No one ever made a living betting on what Bob Dylan will do next. But a Christmas album? The balladeer of anthemic protest, the poet master of surreal imagery has recorded Christmas In The Heart, a collection of familiar Christmas tunes filtered, as an ad appropriate to the pre-rock feel of the album might put it, through Bob Dylan's unique vocal stylings.
I'm with those who applaud him for his giving all his profits in perpetuity to a variety of hunger charities. (Some places couldn't resist this. The Brisbane Times headlined their review: "Yule be surprised what Dylan has done for a good Claus.)
But I don't know how to review the album. Instead, let me made a few observations. First of all, this whole project is sincere. This is not some sort of in-joke or ironic post-modern creation. Dylan's not wearing a Santa Claus mask. I'm not sure what to make of a contented Bob Dylan. He seems to have found his direction home. I'm glad for him. but it was the little boy lost who fashioned so many rhyming guideposts for our journey through life. It was in moments of contentment that Dylan's songwriting suffered. Dylan's voice, even as its cheerful, still strikes me as more appropriate for melancholy than joy. His voice was built for a blues sound wailing despair or unleashing sarcastic anger. But it is cruel to wish someone sadness so there will be more songs, and doing so would certainly not be in the spirit of the album. I therefore limit this comment to an observation that doesn't cross the border into a hope.

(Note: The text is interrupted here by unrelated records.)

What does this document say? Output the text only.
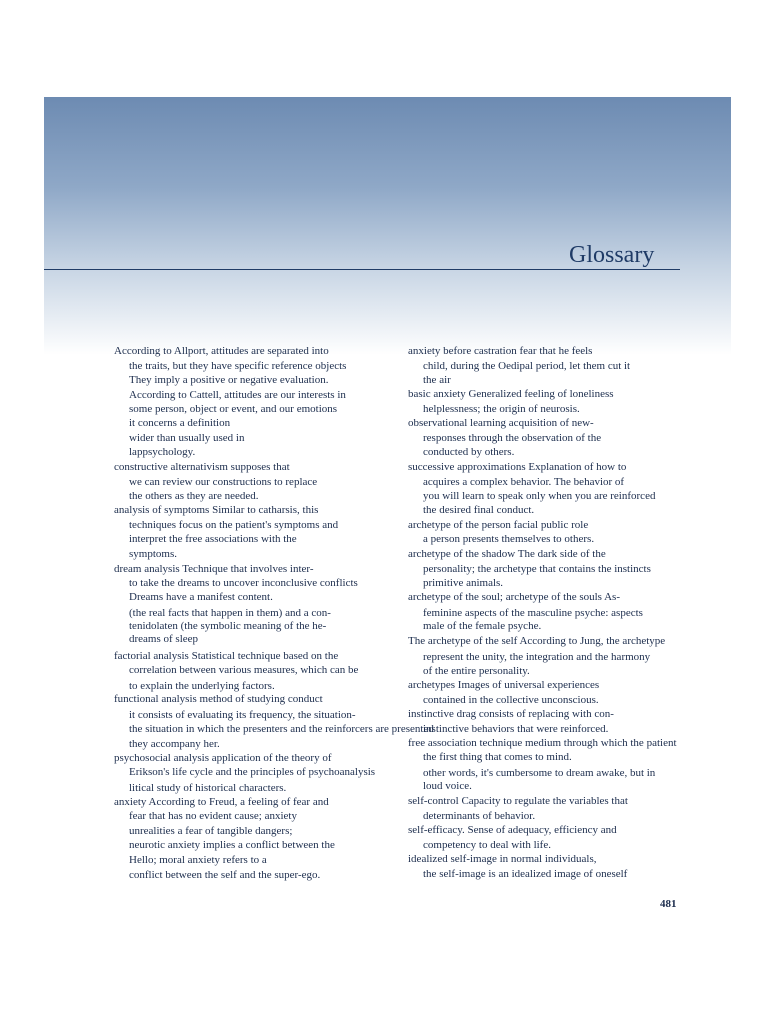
Glossary
According to Allport, attitudes are separated into
the traits, but they have specific reference objects
They imply a positive or negative evaluation.
According to Cattell, attitudes are our interests in
some person, object or event, and our emotions
it concerns a definition
wider than usually used in
lappsychology.
constructive alternativism supposes that
we can review our constructions to replace
the others as they are needed.
analysis of symptoms Similar to catharsis, this
techniques focus on the patient's symptoms and
interpret the free associations with the
symptoms.
dream analysis Technique that involves inter-
to take the dreams to uncover inconclusive conflicts
Dreams have a manifest content.
(the real facts that happen in them) and a con-
tenidolaten (the symbolic meaning of the he-
dreams of sleep
factorial analysis Statistical technique based on the
correlation between various measures, which can be
to explain the underlying factors.
functional analysis method of studying conduct
it consists of evaluating its frequency, the situation-
the situation in which the presenters and the reinforcers are presented
they accompany her.
psychosocial analysis application of the theory of
Erikson's life cycle and the principles of psychoanalysis
litical study of historical characters.
anxiety According to Freud, a feeling of fear and
fear that has no evident cause; anxiety
unrealities a fear of tangible dangers;
neurotic anxiety implies a conflict between the
Hello; moral anxiety refers to a
conflict between the self and the super-ego.
anxiety before castration fear that he feels
child, during the Oedipal period, let them cut it
the air
basic anxiety Generalized feeling of loneliness
helplessness; the origin of neurosis.
observational learning acquisition of new-
responses through the observation of the
conducted by others.
successive approximations Explanation of how to
acquires a complex behavior. The behavior of
you will learn to speak only when you are reinforced
the desired final conduct.
archetype of the person facial public role
a person presents themselves to others.
archetype of the shadow The dark side of the
personality; the archetype that contains the instincts
primitive animals.
archetype of the soul; archetype of the souls As-
feminine aspects of the masculine psyche: aspects
male of the female psyche.
The archetype of the self According to Jung, the archetype
represent the unity, the integration and the harmony
of the entire personality.
archetypes Images of universal experiences
contained in the collective unconscious.
instinctive drag consists of replacing with con-
instinctive behaviors that were reinforced.
free association technique medium through which the patient
the first thing that comes to mind.
other words, it's cumbersome to dream awake, but in
loud voice.
self-control Capacity to regulate the variables that
determinants of behavior.
self-efficacy. Sense of adequacy, efficiency and
competency to deal with life.
idealized self-image in normal individuals,
the self-image is an idealized image of oneself
481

There is no clear way to provide an analysis of the material, pondering its reverberating layers, dissecting its sources and allusions, locating its place in the ongoing Dylan narrative. The sole possible exception is the to consider the album's title. At first glance, Christmas In The Heart seems innocuous, sentimental, and familiar. but, and maybe only because this is Bob Dylan, it is tempting to unpack its meaning. For example, if Christmas is in the heart, it's inside us, a feeling more than a holy day. In that case, this is a spiritual Christmas rather than a religious one. On this reading, Dylan sees in Christmas a time for charity, for joy, for a celebration of life. This is Christmas in the Heartland.
And if that is so, then this is an American album more than a Christian album. For those alert to every twist and turn in the ongoing saga "Is He a Jew or a Christian?" this album provides less data than its subject matter might suggest. The album is about a good-hearted singer content to be a loyal citizen in the Land of the Great American Songbook and singing his heart out with some seasonal standards to help those in need.
Of course, don't get used to this Bob Dylan because who knows where he'll go next? It's okay to anticipate, but I wouldn't place any bets.